Surprised, she lifted her head. “No, I don’t, even though I know it’s probably the truth.”

“I have some experience myself dealing with an addict. My mother. Nothing ever changed in our lives until she shot up with too much heroine and died in her bedroom while we were at school.”

His expression was shuttered. If he said she was like looking through glass, he was opaque, a blank wall. “I had no idea,” she breathed, desperately searching for some clue as to what he might feel about that.

“Don’t say you’re sorry for my loss or anything banal like that. It was no great loss.”
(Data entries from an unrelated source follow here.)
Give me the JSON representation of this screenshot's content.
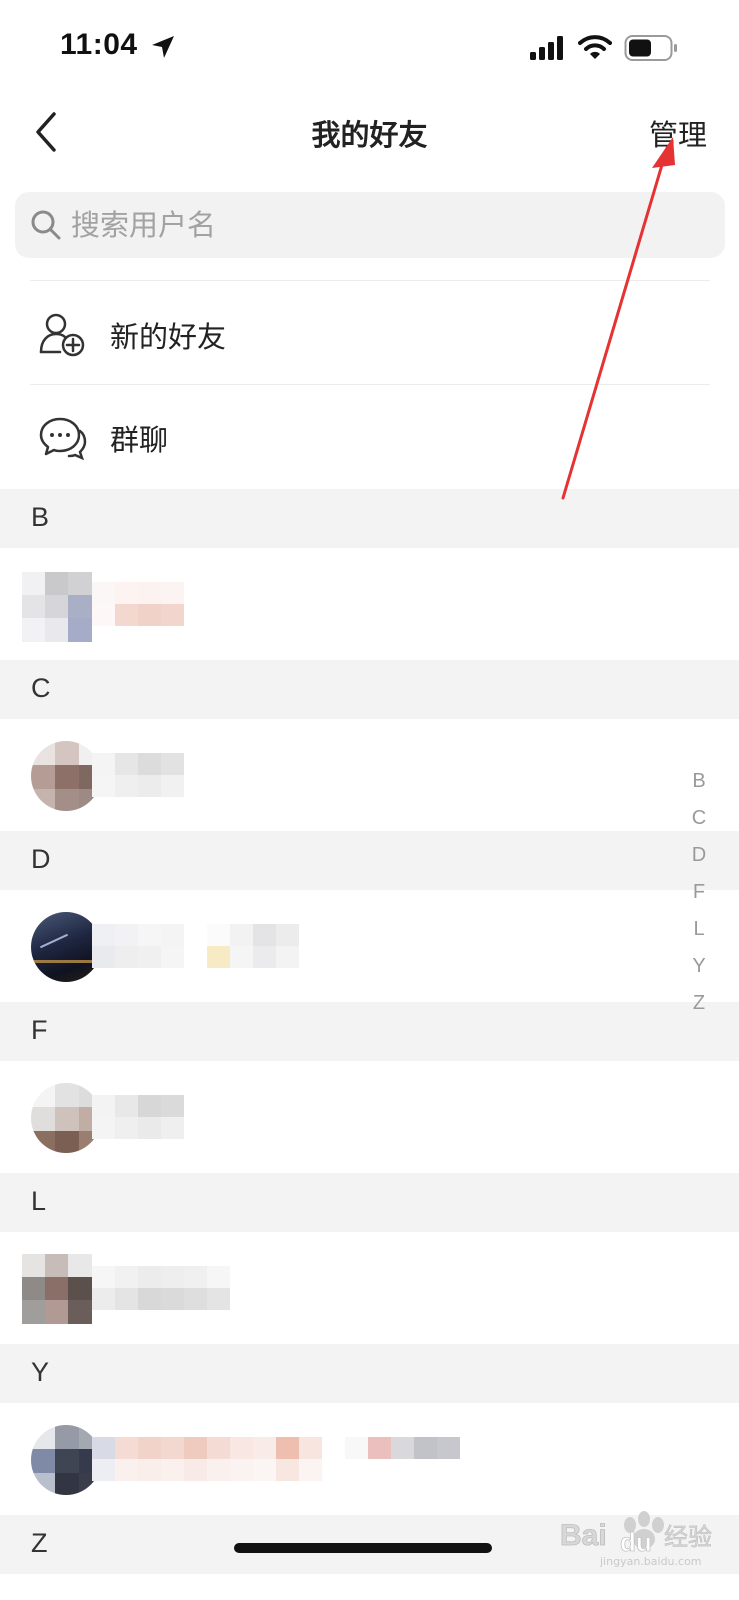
{
  "status_bar": {
    "time": "11:04"
  },
  "nav": {
    "title": "我的好友",
    "manage_label": "管理"
  },
  "search": {
    "placeholder": "搜索用户名"
  },
  "menu": {
    "new_friends": "新的好友",
    "group_chat": "群聊"
  },
  "sections": [
    "B",
    "C",
    "D",
    "F",
    "L",
    "Y",
    "Z"
  ],
  "index_letters": [
    "B",
    "C",
    "D",
    "F",
    "L",
    "Y",
    "Z"
  ],
  "annotation_color": "#e53232",
  "watermark": {
    "brand": "Bai du 经验",
    "url": "jingyan.baidu.com"
  }
}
“Damien . . .” Speechless for a moment, she dropped her gaze and drew a breath before meeting his eyes again. No wonder. No fucking wonder. This explained so much it was as if a veil had been lifted from her eyes, but she didn’t feel equipped to deal with something of this magnitude. “I wasn’t going to say that. But I am sorry for whatever you went through. How old were you?”

“Fourteen.”

She couldn’t imagine. So she didn’t even try. No wonder he’d damn near bitten her head off that day she’d asked him about his parents. “Your dad?” she ventured, hoping she didn’t get a similar response.

“Not in the picture. None of our dads were. Mike and Zane and I all have different fathers, but don’t ever call us half-brothers. What we lack in blood we make up for in shared experiences.”
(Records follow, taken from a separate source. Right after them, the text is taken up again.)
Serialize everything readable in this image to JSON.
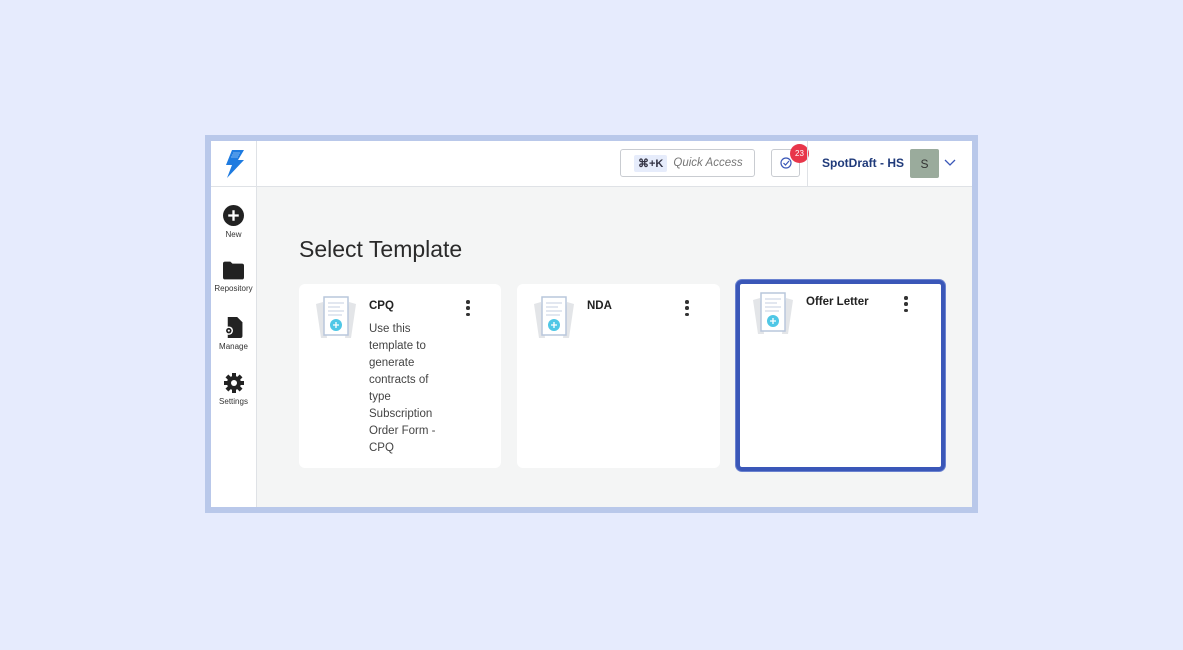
{
  "header": {
    "shortcut": "⌘+K",
    "quick_access_placeholder": "Quick Access",
    "task_count": "23",
    "org_name": "SpotDraft - HS",
    "avatar_initial": "S"
  },
  "sidebar": {
    "items": [
      {
        "label": "New"
      },
      {
        "label": "Repository"
      },
      {
        "label": "Manage"
      },
      {
        "label": "Settings"
      }
    ]
  },
  "main": {
    "title": "Select Template",
    "templates": [
      {
        "title": "CPQ",
        "description": "Use this template to generate contracts of type Subscription Order Form - CPQ",
        "selected": false
      },
      {
        "title": "NDA",
        "description": "",
        "selected": false
      },
      {
        "title": "Offer Letter",
        "description": "",
        "selected": true
      }
    ]
  },
  "colors": {
    "accent": "#3a57b8",
    "badge": "#e8364a",
    "brand": "#1e7be0"
  }
}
That was so amazing it almost brought tears to her eyes, that these three boys had bonded together so closely, that one of them had taken the initiative to raise the other two when they lost their mother. “Mike probably took care of you for a long, long time,” she said.

“Zane and I both. He took beatings meant for us. I watched him get in the faces of men twice his size. That didn’t last long, because he was bigger than most of them by the time he was fourteen. After she died, he worked and fought in the streets and damn near killed himself to keep us together and out of the system.”
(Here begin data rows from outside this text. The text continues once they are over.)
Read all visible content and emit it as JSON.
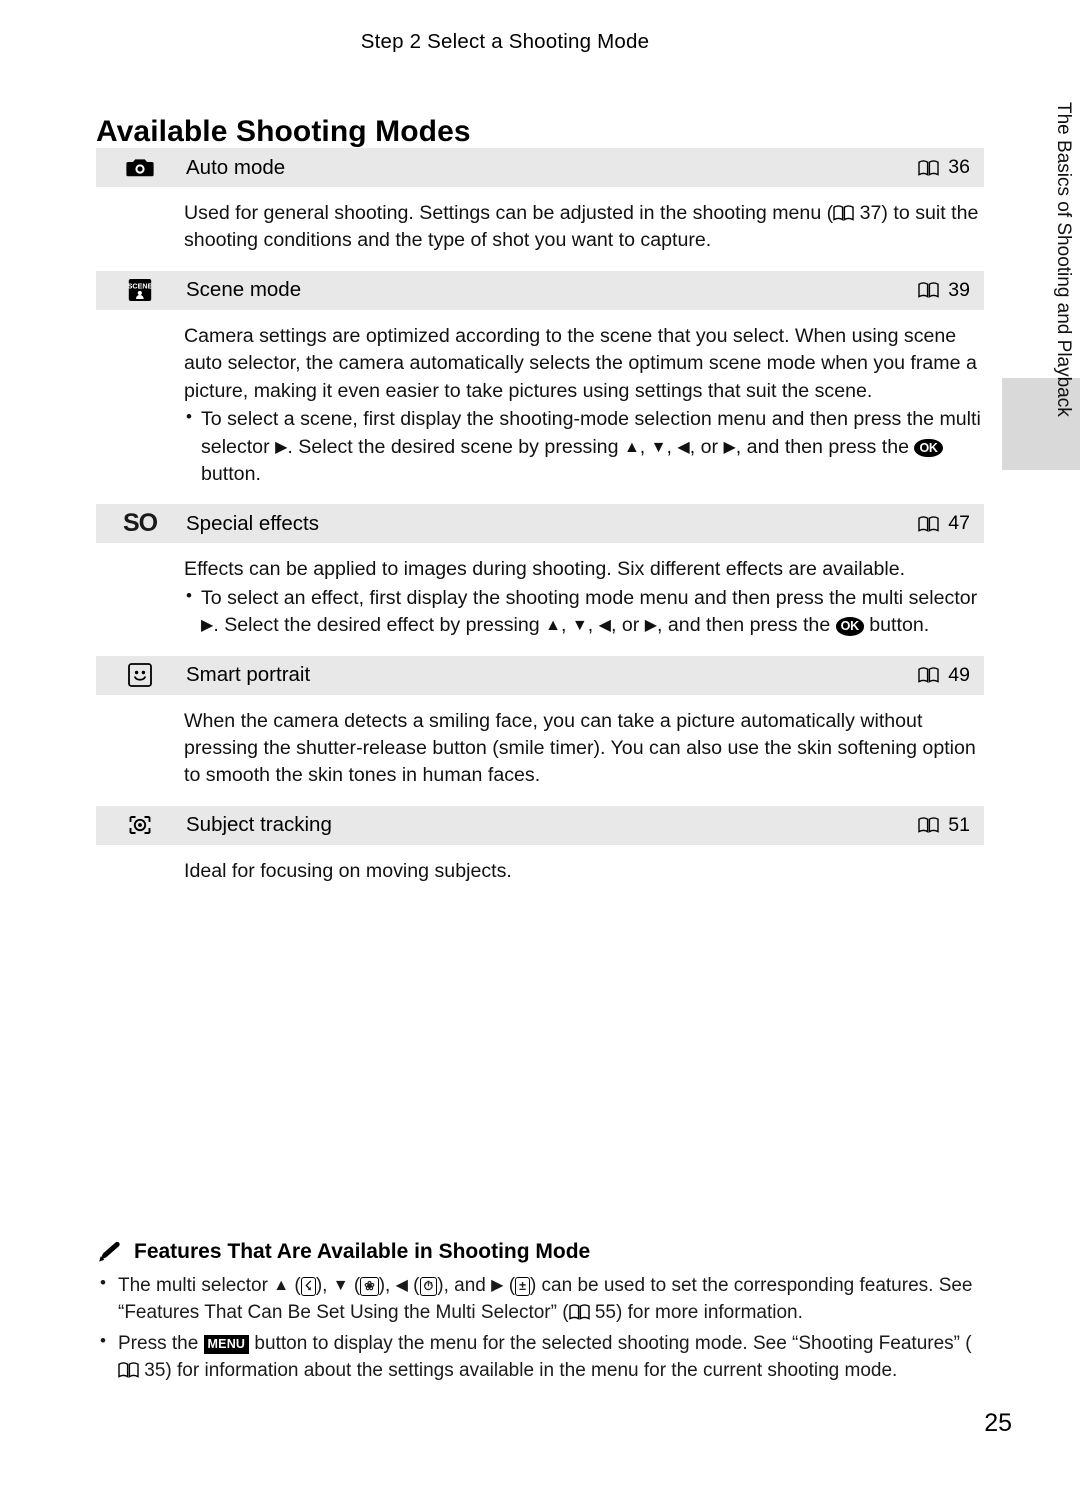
{
  "header": {
    "title": "Step 2 Select a Shooting Mode"
  },
  "page_title": "Available Shooting Modes",
  "side_tab": {
    "text": "The Basics of Shooting and Playback"
  },
  "page_number": "25",
  "modes": [
    {
      "icon": "camera-auto-icon",
      "label": "Auto mode",
      "ref": "36",
      "body": "Used for general shooting. Settings can be adjusted in the shooting menu (A 37) to suit the shooting conditions and the type of shot you want to capture.",
      "body_pre": "Used for general shooting. Settings can be adjusted in the shooting menu (",
      "body_post": "37) to suit the shooting conditions and the type of shot you want to capture.",
      "bullets": []
    },
    {
      "icon": "scene-icon",
      "label": "Scene mode",
      "ref": "39",
      "body": "Camera settings are optimized according to the scene that you select. When using scene auto selector, the camera automatically selects the optimum scene mode when you frame a picture, making it even easier to take pictures using settings that suit the scene.",
      "bullets": [
        {
          "pre": "To select a scene, first display the shooting-mode selection menu and then press the multi selector ",
          "mid": ". Select the desired scene by pressing ",
          "dirs": ", , , or ",
          "post": ", and then press the ",
          "end": " button."
        }
      ]
    },
    {
      "icon": "special-effects-icon",
      "label": "Special effects",
      "ref": "47",
      "body": "Effects can be applied to images during shooting. Six different effects are available.",
      "bullets": [
        {
          "pre": "To select an effect, first display the shooting mode menu and then press the multi selector ",
          "mid": ". Select the desired effect by pressing ",
          "post": ", and then press the ",
          "end": " button."
        }
      ]
    },
    {
      "icon": "smart-portrait-icon",
      "label": "Smart portrait",
      "ref": "49",
      "body": "When the camera detects a smiling face, you can take a picture automatically without pressing the shutter-release button (smile timer). You can also use the skin softening option to smooth the skin tones in human faces.",
      "bullets": []
    },
    {
      "icon": "subject-tracking-icon",
      "label": "Subject tracking",
      "ref": "51",
      "body": "Ideal for focusing on moving subjects.",
      "bullets": []
    }
  ],
  "notes": {
    "title": "Features That Are Available in Shooting Mode",
    "items": [
      {
        "t1": "The multi selector ",
        "t2": " (",
        "t3": "), ",
        "t4": " (",
        "t5": "), ",
        "t6": " (",
        "t7": "), and ",
        "t8": " (",
        "t9": ") can be used to set the corresponding features. See “Features That Can Be Set Using the Multi Selector” (",
        "t10": " 55) for more information."
      },
      {
        "p1": "Press the ",
        "p2": " button to display the menu for the selected shooting mode. See “Shooting Features” (",
        "p3": " 35) for information about the settings available in the menu for the current shooting mode."
      }
    ]
  },
  "glyphs": {
    "ok": "OK",
    "menu": "MENU",
    "up_arrow": "▲",
    "down_arrow": "▼",
    "left_arrow": "◀",
    "right_arrow": "▶",
    "flash": "☇",
    "macro": "❀",
    "timer": "⏱",
    "exposure": "±"
  }
}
“And that’s why you’d rather adopt than have your own kids,” she said.

“If it ever comes to that.”

“Waiting for the right woman?” It was out of her mouth before she knew it, and she couldn’t possibly begin to unpack the meanings behind all the emotions it brought to the surface, so she shut them out, every single one.

“I wouldn’t say I’m waiting.” An odd smile clung to his lips. Then he lifted his glass to his mouth, and it was gone.

“I think you’re one of the most complex people I’ve ever met.”

“Really? I think I’m rather simple.”

“Please. I feel like a rat running through a maze looking for the cheese when I’m dealing with you.”

That made him laugh, and a genuine laugh from him was like angels singing. His perfect, straight white teeth framed by those sinfully shaped lips, the way his eyes crinkled at the corners.

Not only was he going to kill her, he was going to own her immortal soul afterward.